When Chrysler celebrated its payback of “every penny that had been loaned less than two years ago” last week, I noted that CEO Sergio Marchionne’s triumphant line was technically correct, but hardly represented the whole truth of the story. I pointed to $1.5b in supplier aid that helped keep Chrysler afloat, as well $1.9b worth of the Bush Administration’s “bridge loan” to “Old Chrysler,” prior to its government-guided bankruptcy and sale to Fiat. Apparently my more-inclusive accounting of the price of Chrysler’s rescue (which was picked up elsewhere in the online media) caused Mr Gualberto Ranieri, Chrysler VP of Communication, to spend some part of his Memorial Day Weekend writing a response of sorts, outlining Chrysler Group LLC’s perspective on the situation. Hit the jump for Ranieri’s statement, and my brief answer to the headline’s question.
Ever take a really close look at fruit salad? It’s not necessary. Fruit salad is pretty self-explanatory. A collection of different fruits that makes up the whole salad. A cherry by itself, does not a salad make.
Well, unfortunately, we’ve seen some published, and posted, reports treating the entire $12.5 billion lent by the Federal government as the cherry and not the salad, and therefore questioning whether we had the right to mark our loan payback this past Tuesday.
It’s easy to be confused, so let’s pick apart the salad one fruit at a time.
Yes, the Federal government loaned a grand total of $12.5 billion to a former company known as Chrysler LLC, along with other entities including Chrysler Financial, GMAC and parts of the current Chrysler Group LLC. Those parts that did not go forward with the new company post-bankruptcy, and therefore were left behind for disposal, are under an entity commonly called Old Carco.
That’s your fruit salad.
Chrysler Group LLC is the cherry and stands alone. Chrysler Group LLC paid back its full obligation to the federal government—with interest.
Indeed, the U.S. Treasury lays it out soundly in its statement released on May 24. Of the $12.5 billion, “Chrysler has returned more than $10.6 billion of that amount to taxpayers through principal repayments, interests and cancelled commitments.”
“When Chrysler LLC (sic), the new company says, we paid back every penny we borrowed, that is 100 percent correct,” said Ron Bloom, special assistant to President Obama, in an interview with WJR, Detroit radio personality Paul W. Smith.
What the other elements of the “fruit salad” owe is completely separate and irrelevant to our company.
In the words of Chrysler Group LLC CEO, Sergio Marchionne speaking to Smith, “The funds that we’re talking about, this excess, are funds that Chrysler never saw. They funded things prior to bankruptcy, including operating losses that go back to 2008. I mean they were even given under the previous administration – they were not on President Obama’s watch, so I – these are things that this group doesn’t know.”

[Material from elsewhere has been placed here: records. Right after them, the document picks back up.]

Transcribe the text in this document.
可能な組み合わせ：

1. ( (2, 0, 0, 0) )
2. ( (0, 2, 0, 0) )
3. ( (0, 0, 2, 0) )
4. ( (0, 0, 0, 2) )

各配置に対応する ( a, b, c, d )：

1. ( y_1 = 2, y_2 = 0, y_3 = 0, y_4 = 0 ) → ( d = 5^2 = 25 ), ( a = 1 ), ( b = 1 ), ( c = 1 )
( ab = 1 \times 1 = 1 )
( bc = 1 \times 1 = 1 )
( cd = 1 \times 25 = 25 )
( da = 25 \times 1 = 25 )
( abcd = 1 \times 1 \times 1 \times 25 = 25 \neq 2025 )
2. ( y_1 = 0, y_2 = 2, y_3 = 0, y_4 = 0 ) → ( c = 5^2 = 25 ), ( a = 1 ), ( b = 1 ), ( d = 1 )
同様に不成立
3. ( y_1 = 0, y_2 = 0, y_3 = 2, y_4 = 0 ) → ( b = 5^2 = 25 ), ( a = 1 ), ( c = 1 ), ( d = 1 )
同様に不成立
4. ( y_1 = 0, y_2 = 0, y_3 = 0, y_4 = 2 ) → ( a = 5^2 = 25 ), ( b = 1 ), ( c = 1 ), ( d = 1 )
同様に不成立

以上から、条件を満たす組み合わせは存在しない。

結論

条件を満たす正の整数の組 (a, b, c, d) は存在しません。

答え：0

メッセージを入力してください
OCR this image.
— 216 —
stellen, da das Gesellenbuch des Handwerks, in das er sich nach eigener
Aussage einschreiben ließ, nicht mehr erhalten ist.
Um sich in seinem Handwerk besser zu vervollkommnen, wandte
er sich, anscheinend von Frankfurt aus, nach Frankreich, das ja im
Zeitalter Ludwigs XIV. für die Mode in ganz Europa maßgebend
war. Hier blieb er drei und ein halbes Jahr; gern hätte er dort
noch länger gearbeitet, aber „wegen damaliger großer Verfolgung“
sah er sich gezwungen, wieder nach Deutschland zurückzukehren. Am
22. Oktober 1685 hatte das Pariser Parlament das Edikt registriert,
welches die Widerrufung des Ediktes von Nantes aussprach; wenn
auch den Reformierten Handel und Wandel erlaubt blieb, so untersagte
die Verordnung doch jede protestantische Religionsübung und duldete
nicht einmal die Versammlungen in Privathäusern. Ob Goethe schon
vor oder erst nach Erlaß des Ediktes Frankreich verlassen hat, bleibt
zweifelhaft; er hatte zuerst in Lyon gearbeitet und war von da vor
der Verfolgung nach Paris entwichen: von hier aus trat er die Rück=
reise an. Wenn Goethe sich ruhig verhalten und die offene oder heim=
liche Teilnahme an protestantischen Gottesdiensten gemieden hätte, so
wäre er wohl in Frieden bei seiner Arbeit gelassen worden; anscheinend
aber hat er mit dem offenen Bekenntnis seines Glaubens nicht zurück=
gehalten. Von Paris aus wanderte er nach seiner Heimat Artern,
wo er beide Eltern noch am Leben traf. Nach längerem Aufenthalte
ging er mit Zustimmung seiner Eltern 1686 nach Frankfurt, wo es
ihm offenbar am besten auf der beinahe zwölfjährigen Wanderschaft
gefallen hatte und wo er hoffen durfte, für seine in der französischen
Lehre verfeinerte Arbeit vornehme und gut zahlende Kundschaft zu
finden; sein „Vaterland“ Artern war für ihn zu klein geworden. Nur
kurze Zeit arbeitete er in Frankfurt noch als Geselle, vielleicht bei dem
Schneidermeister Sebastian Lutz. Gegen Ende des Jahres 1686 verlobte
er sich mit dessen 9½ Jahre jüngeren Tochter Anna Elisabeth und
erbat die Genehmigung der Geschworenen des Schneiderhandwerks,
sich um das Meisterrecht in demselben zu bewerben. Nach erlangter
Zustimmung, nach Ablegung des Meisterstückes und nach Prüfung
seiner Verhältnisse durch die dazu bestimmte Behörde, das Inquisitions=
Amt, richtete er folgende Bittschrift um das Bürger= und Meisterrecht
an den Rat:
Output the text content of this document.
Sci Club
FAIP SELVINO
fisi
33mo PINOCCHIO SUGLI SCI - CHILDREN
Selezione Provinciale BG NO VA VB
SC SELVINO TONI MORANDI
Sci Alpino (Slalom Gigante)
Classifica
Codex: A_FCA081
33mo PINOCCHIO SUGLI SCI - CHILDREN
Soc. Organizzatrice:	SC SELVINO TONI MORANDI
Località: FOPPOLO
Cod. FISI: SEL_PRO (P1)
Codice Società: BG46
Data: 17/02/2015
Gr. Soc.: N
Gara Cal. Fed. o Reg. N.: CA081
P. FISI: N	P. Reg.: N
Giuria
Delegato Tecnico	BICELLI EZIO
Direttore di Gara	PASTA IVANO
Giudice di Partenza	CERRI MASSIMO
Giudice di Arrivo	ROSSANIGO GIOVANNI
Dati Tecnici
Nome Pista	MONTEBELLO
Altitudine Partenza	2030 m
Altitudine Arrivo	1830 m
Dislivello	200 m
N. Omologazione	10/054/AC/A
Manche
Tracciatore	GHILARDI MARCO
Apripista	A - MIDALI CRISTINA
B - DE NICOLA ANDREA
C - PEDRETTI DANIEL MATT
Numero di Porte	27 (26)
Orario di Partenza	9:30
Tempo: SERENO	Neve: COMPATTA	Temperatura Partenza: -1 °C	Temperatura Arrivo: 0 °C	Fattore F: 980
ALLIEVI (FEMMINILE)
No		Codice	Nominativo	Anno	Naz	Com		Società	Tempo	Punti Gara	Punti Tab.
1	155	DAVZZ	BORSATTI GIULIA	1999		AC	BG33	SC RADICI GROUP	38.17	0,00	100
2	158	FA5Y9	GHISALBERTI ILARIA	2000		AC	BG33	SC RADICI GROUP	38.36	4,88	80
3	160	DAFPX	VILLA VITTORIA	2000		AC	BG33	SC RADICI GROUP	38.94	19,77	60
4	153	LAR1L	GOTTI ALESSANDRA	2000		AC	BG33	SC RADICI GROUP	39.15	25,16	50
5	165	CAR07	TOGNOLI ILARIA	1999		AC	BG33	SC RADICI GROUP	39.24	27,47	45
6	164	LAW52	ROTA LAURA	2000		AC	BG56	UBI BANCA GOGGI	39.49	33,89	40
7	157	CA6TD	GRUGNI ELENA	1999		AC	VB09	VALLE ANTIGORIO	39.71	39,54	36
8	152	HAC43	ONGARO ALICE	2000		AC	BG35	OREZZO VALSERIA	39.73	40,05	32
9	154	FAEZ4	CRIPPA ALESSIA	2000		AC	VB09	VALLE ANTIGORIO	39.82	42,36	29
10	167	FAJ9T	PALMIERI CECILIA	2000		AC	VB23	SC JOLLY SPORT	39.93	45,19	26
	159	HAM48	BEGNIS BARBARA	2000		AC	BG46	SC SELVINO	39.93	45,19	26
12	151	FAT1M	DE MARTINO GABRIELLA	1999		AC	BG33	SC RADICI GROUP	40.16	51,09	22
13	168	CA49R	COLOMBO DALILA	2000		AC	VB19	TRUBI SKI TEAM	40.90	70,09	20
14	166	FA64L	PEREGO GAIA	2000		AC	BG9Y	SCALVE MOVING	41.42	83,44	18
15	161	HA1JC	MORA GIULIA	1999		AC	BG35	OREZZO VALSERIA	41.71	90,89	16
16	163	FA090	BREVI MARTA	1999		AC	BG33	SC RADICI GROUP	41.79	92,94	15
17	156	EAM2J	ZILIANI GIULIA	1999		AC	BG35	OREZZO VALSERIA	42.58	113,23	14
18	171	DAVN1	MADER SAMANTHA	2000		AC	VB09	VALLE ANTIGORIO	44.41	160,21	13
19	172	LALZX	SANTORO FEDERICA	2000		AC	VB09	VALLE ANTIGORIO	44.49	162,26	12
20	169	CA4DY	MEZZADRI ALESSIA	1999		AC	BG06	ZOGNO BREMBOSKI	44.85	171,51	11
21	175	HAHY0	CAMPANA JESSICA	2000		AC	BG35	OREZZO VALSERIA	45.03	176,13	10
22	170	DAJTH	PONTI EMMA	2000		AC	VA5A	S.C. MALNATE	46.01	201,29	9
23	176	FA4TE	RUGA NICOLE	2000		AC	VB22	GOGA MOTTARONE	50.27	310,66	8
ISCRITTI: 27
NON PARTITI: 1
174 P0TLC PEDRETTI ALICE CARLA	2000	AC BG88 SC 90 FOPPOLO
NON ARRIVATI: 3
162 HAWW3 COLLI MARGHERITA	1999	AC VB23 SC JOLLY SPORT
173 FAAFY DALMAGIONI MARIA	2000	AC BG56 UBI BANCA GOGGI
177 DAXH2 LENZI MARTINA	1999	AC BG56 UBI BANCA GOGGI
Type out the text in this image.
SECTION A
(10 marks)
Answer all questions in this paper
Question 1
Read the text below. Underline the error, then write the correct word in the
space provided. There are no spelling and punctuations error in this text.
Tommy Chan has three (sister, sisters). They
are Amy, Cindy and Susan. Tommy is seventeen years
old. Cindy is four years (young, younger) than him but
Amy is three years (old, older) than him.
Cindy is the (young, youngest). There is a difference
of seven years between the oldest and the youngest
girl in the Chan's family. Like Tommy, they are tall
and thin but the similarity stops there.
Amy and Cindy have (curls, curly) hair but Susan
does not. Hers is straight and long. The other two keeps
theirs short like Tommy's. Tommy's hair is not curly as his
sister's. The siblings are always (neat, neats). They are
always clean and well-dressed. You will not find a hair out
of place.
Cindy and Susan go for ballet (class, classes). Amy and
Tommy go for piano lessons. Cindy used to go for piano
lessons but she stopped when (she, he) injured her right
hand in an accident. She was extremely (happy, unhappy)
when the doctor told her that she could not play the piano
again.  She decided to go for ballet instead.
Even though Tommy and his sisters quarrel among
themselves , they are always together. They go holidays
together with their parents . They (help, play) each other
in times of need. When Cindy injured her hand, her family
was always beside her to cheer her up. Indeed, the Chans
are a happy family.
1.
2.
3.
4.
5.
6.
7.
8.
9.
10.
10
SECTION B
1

Chrysler’s triumphal payback ceremony was a fascinating blend of the political and business worlds, but Marchionne’s distinction between loans made by the Bush and Obama administrations is fairly irrelevant given the fact that Chrysler’s noble decision to pay back its loans with Wall Street money was possible only because of Bush’s precipitous bridge loan. The least Marchionne could have done would be to acknowledge that taxpayer sacrifice, along with the sacrifices of the liability awardees, bondholders and laid-off workers who also made the new Chrysler Group LLC possible. Crafting sentences to vaguely acknowledge “loans” while implying (and strongly messaging) that taxpaying consumers should understand Chrysler as having squared up “every penny” of “the loans made to us,” is to beg for a clarification of the actual costs of Chrysler’s rescue.
And since we’re in clarification mode and Chrysler Group LLC is in “distancing itself from Old Carco” mode, let’s follow Mr Marchionne’s logic one step further: perhaps it would be less confusing for all Americans if we properly emphasized the discontinuity of the bailout by no longer referring to Chrysler as a “Group LLC” but, rather, a division of Fiat S.p.A. After all, Fiat owns 46% of the company and will have majority control prior to any IPO. Because then, Americans curious to understand the truth about the cost of Chrysler’s “rescue” could simply calculate what it cost taxpayers to sell an American automaker to an Italian company, instead of having to try to understand how the disposal of Old Carco was somehow not a cost of Chrysler’s rescue. But somehow I think Ranieri and Marchionne don’t want quite that much emphasis on the newness of Chrysler Group LLC.
Ultimately, Americans were only concerned about the price of their metaphorical fruit salad… and now, Mr Ranieri is going to have them wondering about the ingredients.